Elementary goals and tactics Jenny Jewell, principal at the Early Childhood Center, said last year’s kindergarten goal—80% of kindergarten students accurately articulating 21 consonant sounds—was exceeded (86.1%) and the ECC will raise its kindergarten target to 90%. She described monthly progress monitoring and weekly TCM (team check-in) meetings to track consonant-sound mastery.
Brandy Skakowski, principal at Northwood Elementary, said the school met a goal to increase ability-index scores on a screening tool and nearly met a mastery goal in math fluency. Northwood’s 2025–26 targets include an 8% increase in third- and fourth-grade proficiency and a continued emphasis on foundational kindergarten and first-grade skills.
Tyler Bodell, principal at Piedmont Elementary, described grade-level ownership of goals and an emphasis on vocabulary and number sense. He said the school will require second-grade students to master addition and subtraction facts through 10 (measured by Reflex) and set other grade-specific literacy and numeracy benchmarks.
Stoneridge Elementary (Cara King) and other elementaries described similar, grade-specific goals tied to the district literacy continuum and reflex-based math fluency, and all said they will use small-group instruction, frequent progress monitoring and inter-teacher student sharing to move children along the continuum.
Intermediate and middle school strategies Jennifer Warner, principal at the Intermediate School, reported a 34% reduction in suspensions from the prior year (from 78 to 51) and credited the addition of two counselors, a districtwide discipline matrix, and team-based relationship-building work for the decline. Her SMART goals for 2025–26 focus on raising the percentage of fifth- and sixth-graders scoring proficient or advanced in ELA, math and science, with CFAs guiding instruction.
Erin Pruitt, principal at the middle school, said the building made “growth” after years of stagnation by using reading success classes, a scheduled intervention block called pause time, and growing teacher collaboration. The middle school will add a trial math-success class and keep using targeted intervention tools.
High school targets and instructional changes Scott Farley, principal at Piedmont High School, said the high school fell short of its ACT target of 20 last year (composite ~19.4) but has implemented several strategies to close the gap. Farley described differentiated bell-ringer practice and tiered instructional tasks based on preACT scores, required “bell-ringer” activities for eleventh-grade teachers, and a sequence of spring boot camps targeted at math, science and reading in the weeks before the state ACT administration.

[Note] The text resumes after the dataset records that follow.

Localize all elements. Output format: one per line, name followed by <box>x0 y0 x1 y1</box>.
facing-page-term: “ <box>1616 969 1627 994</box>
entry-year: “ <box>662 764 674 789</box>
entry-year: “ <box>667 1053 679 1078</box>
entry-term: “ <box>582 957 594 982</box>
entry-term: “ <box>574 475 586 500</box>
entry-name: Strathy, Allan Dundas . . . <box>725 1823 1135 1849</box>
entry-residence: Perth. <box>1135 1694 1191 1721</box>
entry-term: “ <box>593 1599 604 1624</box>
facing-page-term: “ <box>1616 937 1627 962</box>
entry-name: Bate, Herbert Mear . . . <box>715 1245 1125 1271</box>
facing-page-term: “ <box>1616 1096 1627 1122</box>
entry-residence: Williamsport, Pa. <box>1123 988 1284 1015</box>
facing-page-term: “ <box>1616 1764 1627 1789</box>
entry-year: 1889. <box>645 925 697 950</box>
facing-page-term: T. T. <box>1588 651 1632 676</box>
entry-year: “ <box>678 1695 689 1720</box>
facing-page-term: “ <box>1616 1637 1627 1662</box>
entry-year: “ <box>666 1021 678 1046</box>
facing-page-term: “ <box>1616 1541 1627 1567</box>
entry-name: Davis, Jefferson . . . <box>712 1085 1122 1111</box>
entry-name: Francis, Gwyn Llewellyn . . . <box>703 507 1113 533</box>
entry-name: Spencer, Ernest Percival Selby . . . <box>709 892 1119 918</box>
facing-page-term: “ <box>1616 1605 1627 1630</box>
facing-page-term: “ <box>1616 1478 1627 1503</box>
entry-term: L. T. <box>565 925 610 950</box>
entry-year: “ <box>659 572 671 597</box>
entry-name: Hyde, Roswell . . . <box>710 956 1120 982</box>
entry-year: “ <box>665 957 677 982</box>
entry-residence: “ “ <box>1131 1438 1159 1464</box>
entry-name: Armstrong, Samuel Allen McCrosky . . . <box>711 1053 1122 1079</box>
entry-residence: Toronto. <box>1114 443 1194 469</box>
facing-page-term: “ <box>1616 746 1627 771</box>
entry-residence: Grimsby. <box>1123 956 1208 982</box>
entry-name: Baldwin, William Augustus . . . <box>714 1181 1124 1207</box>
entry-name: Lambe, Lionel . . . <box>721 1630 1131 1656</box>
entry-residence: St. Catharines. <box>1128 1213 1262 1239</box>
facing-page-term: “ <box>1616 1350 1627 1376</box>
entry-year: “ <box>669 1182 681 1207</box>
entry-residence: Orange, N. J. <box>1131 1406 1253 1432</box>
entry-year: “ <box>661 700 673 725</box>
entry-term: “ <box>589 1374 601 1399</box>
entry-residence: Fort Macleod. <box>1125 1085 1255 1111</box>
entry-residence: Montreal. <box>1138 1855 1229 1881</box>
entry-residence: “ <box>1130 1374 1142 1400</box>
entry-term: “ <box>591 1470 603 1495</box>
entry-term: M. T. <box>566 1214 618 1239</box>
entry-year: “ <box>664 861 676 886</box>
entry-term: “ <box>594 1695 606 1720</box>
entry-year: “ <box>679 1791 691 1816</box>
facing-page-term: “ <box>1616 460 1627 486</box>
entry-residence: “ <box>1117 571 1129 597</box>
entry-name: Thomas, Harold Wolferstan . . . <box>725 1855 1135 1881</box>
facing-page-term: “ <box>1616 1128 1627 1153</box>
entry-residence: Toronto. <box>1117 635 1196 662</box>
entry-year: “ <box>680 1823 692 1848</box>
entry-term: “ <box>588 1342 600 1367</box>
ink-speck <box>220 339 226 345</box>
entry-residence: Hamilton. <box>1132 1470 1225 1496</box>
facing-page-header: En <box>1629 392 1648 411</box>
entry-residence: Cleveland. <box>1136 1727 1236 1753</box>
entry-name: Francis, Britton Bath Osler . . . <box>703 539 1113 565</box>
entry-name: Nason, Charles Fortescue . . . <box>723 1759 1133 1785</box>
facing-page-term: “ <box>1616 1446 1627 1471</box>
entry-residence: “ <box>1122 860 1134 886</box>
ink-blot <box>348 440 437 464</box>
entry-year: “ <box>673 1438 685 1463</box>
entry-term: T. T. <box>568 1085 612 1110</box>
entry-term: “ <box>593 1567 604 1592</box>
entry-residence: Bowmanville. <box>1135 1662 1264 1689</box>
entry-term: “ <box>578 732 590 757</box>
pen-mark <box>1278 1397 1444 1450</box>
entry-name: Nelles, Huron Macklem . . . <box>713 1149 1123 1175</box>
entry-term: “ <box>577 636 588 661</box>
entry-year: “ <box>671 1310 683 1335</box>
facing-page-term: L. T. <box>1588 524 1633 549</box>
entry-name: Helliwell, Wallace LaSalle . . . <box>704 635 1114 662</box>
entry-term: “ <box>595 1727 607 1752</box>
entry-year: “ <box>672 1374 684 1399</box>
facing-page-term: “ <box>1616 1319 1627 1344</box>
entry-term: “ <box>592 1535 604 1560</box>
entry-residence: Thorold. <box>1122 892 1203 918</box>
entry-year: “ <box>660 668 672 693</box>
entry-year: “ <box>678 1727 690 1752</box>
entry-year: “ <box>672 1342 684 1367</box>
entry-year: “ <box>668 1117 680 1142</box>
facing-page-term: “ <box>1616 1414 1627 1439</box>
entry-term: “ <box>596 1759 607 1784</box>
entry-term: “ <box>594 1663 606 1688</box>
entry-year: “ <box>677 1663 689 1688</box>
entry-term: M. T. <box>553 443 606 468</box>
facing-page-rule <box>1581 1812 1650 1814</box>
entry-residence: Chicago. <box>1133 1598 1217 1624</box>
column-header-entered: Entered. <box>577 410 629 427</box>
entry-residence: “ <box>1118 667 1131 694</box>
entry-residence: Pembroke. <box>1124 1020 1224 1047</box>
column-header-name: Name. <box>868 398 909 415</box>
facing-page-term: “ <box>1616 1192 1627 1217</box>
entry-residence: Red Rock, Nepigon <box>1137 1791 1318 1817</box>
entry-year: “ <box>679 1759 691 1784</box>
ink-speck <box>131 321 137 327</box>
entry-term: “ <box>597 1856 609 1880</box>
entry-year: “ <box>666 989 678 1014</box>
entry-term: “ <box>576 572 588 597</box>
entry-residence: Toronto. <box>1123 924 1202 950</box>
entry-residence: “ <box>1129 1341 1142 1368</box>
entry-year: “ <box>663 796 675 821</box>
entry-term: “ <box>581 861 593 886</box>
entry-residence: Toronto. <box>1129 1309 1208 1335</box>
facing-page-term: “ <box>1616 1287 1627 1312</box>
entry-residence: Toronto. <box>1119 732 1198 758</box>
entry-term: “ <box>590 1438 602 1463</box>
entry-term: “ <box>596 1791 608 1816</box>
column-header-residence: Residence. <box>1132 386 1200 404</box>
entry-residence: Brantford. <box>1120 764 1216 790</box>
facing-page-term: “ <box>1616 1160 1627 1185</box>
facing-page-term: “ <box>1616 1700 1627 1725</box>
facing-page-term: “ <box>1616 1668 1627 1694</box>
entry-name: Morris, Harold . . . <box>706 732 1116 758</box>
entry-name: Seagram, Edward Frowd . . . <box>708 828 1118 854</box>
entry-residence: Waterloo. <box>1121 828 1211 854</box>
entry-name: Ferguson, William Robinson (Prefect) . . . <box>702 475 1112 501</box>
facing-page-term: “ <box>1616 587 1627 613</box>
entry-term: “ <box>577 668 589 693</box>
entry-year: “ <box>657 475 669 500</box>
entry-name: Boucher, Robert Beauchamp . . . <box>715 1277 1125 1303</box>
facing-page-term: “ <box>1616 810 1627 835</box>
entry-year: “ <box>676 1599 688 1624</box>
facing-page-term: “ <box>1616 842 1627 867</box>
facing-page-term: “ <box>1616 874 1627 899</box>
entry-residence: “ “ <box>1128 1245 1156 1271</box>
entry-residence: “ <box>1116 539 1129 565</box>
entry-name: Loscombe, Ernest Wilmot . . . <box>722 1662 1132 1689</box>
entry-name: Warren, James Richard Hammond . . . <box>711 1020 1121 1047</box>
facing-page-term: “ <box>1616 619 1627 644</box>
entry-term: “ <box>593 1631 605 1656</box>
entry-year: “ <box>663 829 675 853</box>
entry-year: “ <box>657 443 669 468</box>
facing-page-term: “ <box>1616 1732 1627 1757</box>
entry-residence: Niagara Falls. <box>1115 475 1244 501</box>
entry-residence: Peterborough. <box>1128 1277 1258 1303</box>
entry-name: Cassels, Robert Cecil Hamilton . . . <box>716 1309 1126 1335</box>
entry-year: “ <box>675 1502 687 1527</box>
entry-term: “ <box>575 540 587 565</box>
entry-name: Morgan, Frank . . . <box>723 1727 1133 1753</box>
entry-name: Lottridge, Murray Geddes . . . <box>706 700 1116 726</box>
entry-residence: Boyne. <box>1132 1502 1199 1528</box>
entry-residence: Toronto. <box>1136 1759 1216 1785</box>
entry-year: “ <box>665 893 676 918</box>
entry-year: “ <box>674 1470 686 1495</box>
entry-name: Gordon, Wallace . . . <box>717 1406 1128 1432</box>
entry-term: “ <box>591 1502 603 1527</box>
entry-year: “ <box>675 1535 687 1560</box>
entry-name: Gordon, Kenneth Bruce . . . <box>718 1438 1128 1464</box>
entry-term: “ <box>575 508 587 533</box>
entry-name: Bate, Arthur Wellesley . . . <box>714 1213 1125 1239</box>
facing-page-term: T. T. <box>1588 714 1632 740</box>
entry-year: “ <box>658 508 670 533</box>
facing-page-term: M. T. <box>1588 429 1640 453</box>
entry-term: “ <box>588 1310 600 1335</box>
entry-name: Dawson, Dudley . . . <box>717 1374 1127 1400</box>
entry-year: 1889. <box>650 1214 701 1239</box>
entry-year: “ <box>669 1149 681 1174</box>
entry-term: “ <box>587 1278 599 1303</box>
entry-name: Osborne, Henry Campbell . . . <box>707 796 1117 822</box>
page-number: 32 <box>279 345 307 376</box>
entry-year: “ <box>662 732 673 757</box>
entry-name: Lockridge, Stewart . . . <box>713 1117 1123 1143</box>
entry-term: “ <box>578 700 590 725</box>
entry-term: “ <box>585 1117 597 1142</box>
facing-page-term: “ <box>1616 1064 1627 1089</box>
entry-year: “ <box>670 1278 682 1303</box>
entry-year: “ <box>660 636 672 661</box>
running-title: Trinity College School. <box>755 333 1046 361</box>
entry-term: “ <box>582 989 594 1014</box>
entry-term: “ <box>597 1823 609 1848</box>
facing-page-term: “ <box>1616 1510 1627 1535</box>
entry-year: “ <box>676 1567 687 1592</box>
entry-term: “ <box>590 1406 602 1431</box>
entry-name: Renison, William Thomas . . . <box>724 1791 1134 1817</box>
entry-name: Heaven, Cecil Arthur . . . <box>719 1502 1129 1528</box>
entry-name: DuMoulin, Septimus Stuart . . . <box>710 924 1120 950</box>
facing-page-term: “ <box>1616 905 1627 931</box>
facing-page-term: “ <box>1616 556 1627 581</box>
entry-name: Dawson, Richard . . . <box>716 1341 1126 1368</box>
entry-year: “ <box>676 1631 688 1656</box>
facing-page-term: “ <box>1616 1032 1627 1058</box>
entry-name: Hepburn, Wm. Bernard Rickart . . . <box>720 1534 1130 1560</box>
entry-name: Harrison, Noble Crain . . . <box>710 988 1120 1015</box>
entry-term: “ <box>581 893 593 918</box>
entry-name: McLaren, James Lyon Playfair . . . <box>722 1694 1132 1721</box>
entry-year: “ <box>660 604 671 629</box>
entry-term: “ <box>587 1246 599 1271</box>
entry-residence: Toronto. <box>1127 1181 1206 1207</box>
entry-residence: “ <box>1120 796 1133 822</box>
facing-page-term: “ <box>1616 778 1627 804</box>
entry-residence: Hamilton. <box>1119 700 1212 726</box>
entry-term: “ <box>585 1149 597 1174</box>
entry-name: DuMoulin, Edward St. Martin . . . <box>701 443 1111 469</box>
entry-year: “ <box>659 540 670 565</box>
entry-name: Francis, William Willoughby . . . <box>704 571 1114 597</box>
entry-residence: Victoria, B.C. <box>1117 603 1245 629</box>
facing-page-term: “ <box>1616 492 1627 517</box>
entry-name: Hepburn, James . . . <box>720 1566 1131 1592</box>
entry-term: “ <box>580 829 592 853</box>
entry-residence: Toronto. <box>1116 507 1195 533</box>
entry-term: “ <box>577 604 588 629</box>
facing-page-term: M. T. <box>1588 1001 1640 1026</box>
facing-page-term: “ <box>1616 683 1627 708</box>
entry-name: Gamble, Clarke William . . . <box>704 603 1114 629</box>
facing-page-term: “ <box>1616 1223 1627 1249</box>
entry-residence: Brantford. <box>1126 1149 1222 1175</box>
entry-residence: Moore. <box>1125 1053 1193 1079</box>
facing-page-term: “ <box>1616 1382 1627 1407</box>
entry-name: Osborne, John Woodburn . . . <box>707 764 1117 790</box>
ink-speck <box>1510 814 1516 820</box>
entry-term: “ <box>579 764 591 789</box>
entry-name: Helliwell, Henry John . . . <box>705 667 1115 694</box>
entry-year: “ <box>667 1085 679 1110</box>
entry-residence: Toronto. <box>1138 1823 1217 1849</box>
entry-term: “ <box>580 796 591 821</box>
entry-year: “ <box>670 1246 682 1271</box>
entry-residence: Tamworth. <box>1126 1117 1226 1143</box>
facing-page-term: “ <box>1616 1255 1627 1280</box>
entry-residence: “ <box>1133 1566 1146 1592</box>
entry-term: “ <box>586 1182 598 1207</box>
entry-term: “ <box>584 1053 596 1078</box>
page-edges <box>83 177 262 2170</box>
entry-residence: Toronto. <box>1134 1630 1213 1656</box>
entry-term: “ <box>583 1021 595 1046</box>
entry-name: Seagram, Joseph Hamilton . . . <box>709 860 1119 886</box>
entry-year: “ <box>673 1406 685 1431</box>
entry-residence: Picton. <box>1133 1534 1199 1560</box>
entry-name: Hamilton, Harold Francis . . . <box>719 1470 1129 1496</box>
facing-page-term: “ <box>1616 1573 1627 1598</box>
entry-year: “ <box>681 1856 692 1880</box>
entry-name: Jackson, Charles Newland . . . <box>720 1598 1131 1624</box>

Farley also outlined a tighter assessment cadence in high school classrooms: breaking units into smaller “chunks,” giving short formative quizzes, correcting gaps immediately and reducing the number of students who need later intervention. He said algebra, English I and history teams are already using the smaller-assessment approach.
Board and superintendent remarks Board members and district leaders praised principals’ work. One board member called the meeting packet and scorecard “the best packet I’ve ever seen” over his 16–17 years on the board. The superintendent thanked principals for implementing PLC, RTI and “Capturing Kids’ Hearts” training and reported enrollment growth (see separate article).
Ending: Next steps and monitoring Principals said each grade-level team created its own SMART goals and associated action plans during early-year data reviews. They will monitor progress through weekly or biweekly data meetings (TCMs), CFAs, and district screening tools, and return regular updates to the board through progress reports and future agenda presentations.